Tapi, jangan-jangan selama ini lampiasan marah hanya terjebak pada identitas belaka. Apa yang terlihat lalu perlu validasi. “Ini lho, bukti kami mencintai beliau!” Makin epik lagi bukti cinta disampaikan sambil membeli lalu menimbun produk Aqua dan membuangnya di pekarangan atau tengah jalan, di saat daerah lain ada yang kekurangan air bersih. Antitesis paripurna dari hadis “sebaik-baik manusia adalah yang paling bermanfaat bagi manusia”.

Saat melihat situasi, sekali-kali “lepas” dulu lah identitas yang berpotensi mengotak-ngotakkan. Fokus dulu dengan manusianya, bukan fokus terhadap identitas yang mereka miliki. Komik strip Aji Prasetyo ini benar-benar mengeplak siapa saja yang hanya terlalu fokus pada identitas saat menghadapi isu tertentu.

Komik Aji Prasetya

Karya Aji Prasetya

Selain memperhatikan manfaat peluapan rasa tersinggung, perlu juga nih mulai meletakkan rasa tersebut pada tempatnya.

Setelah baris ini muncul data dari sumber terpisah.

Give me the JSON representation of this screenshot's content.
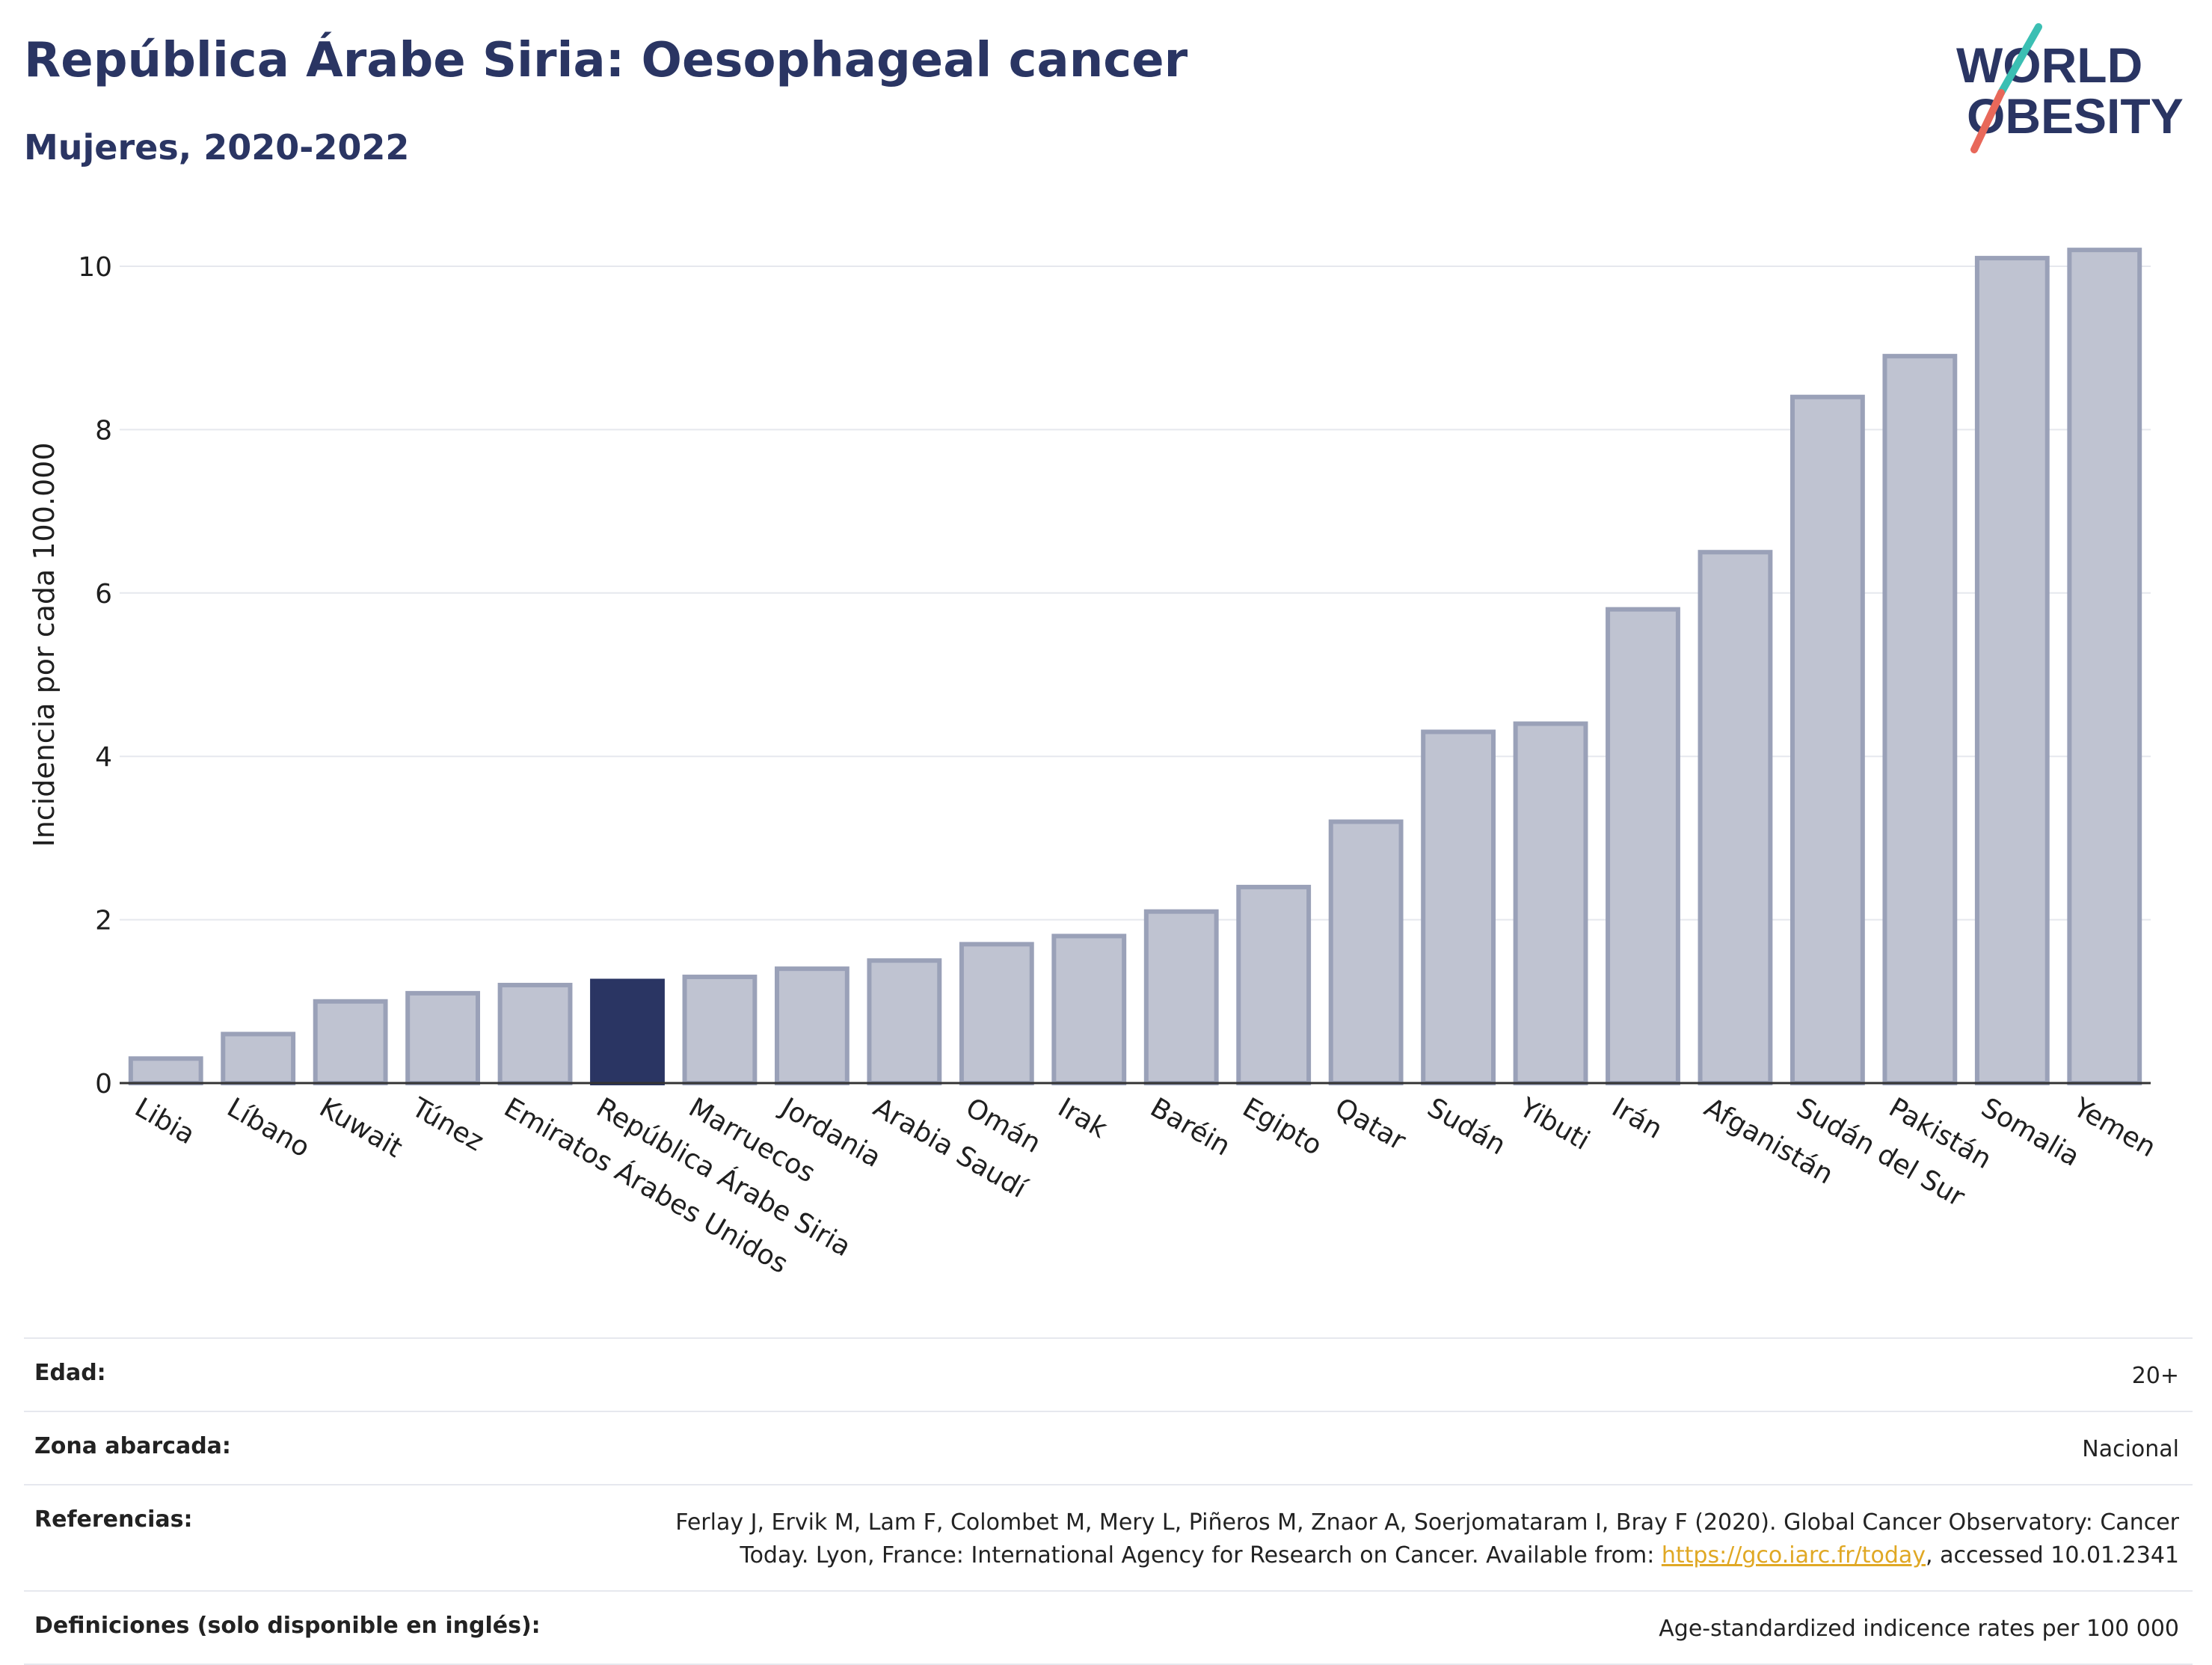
{
  "header": {
    "title": "República Árabe Siria: Oesophageal cancer",
    "subtitle": "Mujeres, 2020-2022"
  },
  "logo": {
    "line1": "WORLD",
    "line2": "OBESITY",
    "colors": {
      "text": "#2a3563",
      "slash_top": "#3bbfb3",
      "slash_bottom": "#e8685a"
    }
  },
  "colors": {
    "bar_fill": "#bfc3d1",
    "bar_stroke": "#9aa1b8",
    "highlight_fill": "#2a3563",
    "axis_text": "#1f1f1f",
    "grid": "#e6e8ee"
  },
  "chart_data": {
    "type": "bar",
    "title": "",
    "xlabel": "",
    "ylabel": "Incidencia por cada 100.000",
    "ylim": [
      0,
      10.5
    ],
    "yticks": [
      0,
      2,
      4,
      6,
      8,
      10
    ],
    "grid": true,
    "highlight": "República Árabe Siria",
    "categories": [
      "Libia",
      "Líbano",
      "Kuwait",
      "Túnez",
      "Emiratos Árabes Unidos",
      "República Árabe Siria",
      "Marruecos",
      "Jordania",
      "Arabia Saudí",
      "Omán",
      "Irak",
      "Baréin",
      "Egipto",
      "Qatar",
      "Sudán",
      "Yibuti",
      "Irán",
      "Afganistán",
      "Sudán del Sur",
      "Pakistán",
      "Somalia",
      "Yemen"
    ],
    "values": [
      0.3,
      0.6,
      1.0,
      1.1,
      1.2,
      1.25,
      1.3,
      1.4,
      1.5,
      1.7,
      1.8,
      2.1,
      2.4,
      3.2,
      4.3,
      4.4,
      5.8,
      6.5,
      8.4,
      8.9,
      10.1,
      10.2
    ]
  },
  "metadata_table": [
    {
      "label": "Edad:",
      "value": "20+"
    },
    {
      "label": "Zona abarcada:",
      "value": "Nacional"
    },
    {
      "label": "Referencias:",
      "value_line1": "Ferlay J, Ervik M, Lam F, Colombet M, Mery L, Piñeros M, Znaor A, Soerjomataram I, Bray F (2020). Global Cancer Observatory: Cancer",
      "value_line2_before": "Today. Lyon, France: International Agency for Research on Cancer. Available from: ",
      "link_text": "https://gco.iarc.fr/today",
      "value_line2_after": ", accessed 10.01.2341"
    },
    {
      "label": "Definiciones (solo disponible en inglés):",
      "value": "Age-standardized indicence rates per 100 000"
    }
  ]
}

Seorang takmir masjid di sebuah kampung Gadungan pernah diberi saran penting dari dua warga dalam kurun waktu berbeda. Mereka usul agar masjid menyisihkan sebagian uang infaknya untuk meringankan beban biaya sekolah anak-anak di kampung, dalam bentuk beasiswa murid berprestasi atau bantuan untuk keluarga kurang mampu.

Masih kepada orang yang sama. Pada awal-awal pandemi menerjang Indonesia, sebagian warga juga mengusulkan agar masjid menggelontorkan dana bantuan untuk warga kampung terdampak. Entah dalam bentuk uang tunai atau sembako.

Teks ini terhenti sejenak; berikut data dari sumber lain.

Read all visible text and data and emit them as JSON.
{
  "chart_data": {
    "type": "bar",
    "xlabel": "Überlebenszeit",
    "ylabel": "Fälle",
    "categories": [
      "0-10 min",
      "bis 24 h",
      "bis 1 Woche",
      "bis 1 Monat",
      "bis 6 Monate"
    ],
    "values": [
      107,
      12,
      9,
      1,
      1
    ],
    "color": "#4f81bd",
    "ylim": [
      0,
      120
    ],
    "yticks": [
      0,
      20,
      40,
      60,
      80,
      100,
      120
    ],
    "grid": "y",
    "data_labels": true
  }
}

Apa tanggapan Yang Mulia Takmir? Menolak tanpa eksepsi, dalam ucapan maupun dalam bentuk diam. Dirinya tetap mempertahankan uang umat untuk merenovasi masjid, walaupun sampai saat ini status tanah masjid tidak jelas, gerendel loker masjid banyak yang hilang, tembok gudang melesak ke dalam, dan eternit jebol yang selalu terocoh kala hujan.

Di lain waktu, saya menjadi saksi ketika calon presiden junjungan takmir tersebut disindir oleh tetangga, ia tersinggung kemudian sigap melawan balik sindiran sambil tangan bersedekap di dada.

Hmm … prioritas ketersinggungan yang sungguh tak sip. Bisa-bisanya, ia tersinggung karena tokoh favorit politiknya disindir-sindir tetapi tak tersinggung saat masih banyak warga tak mampu di sekeliling, padahal sang tuan memegang bergepok-gepok dana panas yang sumbernya juga dari warga sekitar.

Tersinggunglah di tempat yang tepat. Kalau sudah tersinggung, lampiaskan dengan penuh manfaat. Buktikan kalau kamu adalah umat yang elegan.

Kalau tersinggung dan marah hanya disebabkan oleh masalah identitas, buat apa? Ego pengagungan diri. Sungguh tidak ada manfaat sama sekali kecuali manfaat untuk diri sendiri (itupun jika Gusti Allah memang menganggapnya sebagai manfaat).

Tambahan: jika saya ditanya, “lalu bentuk marah apa yang kamu rekomendasikan?”

Demo sejatinya cukup kok. Tapi jangan marah saat obyek demo tidak menanggapi. Demo berminggu-minggu di Indonesia yang ditujukan untuk orang Indonesia saja tidak ditanggapi, apalagi demo sekejap yang ditujukan untuk orang luar negeri.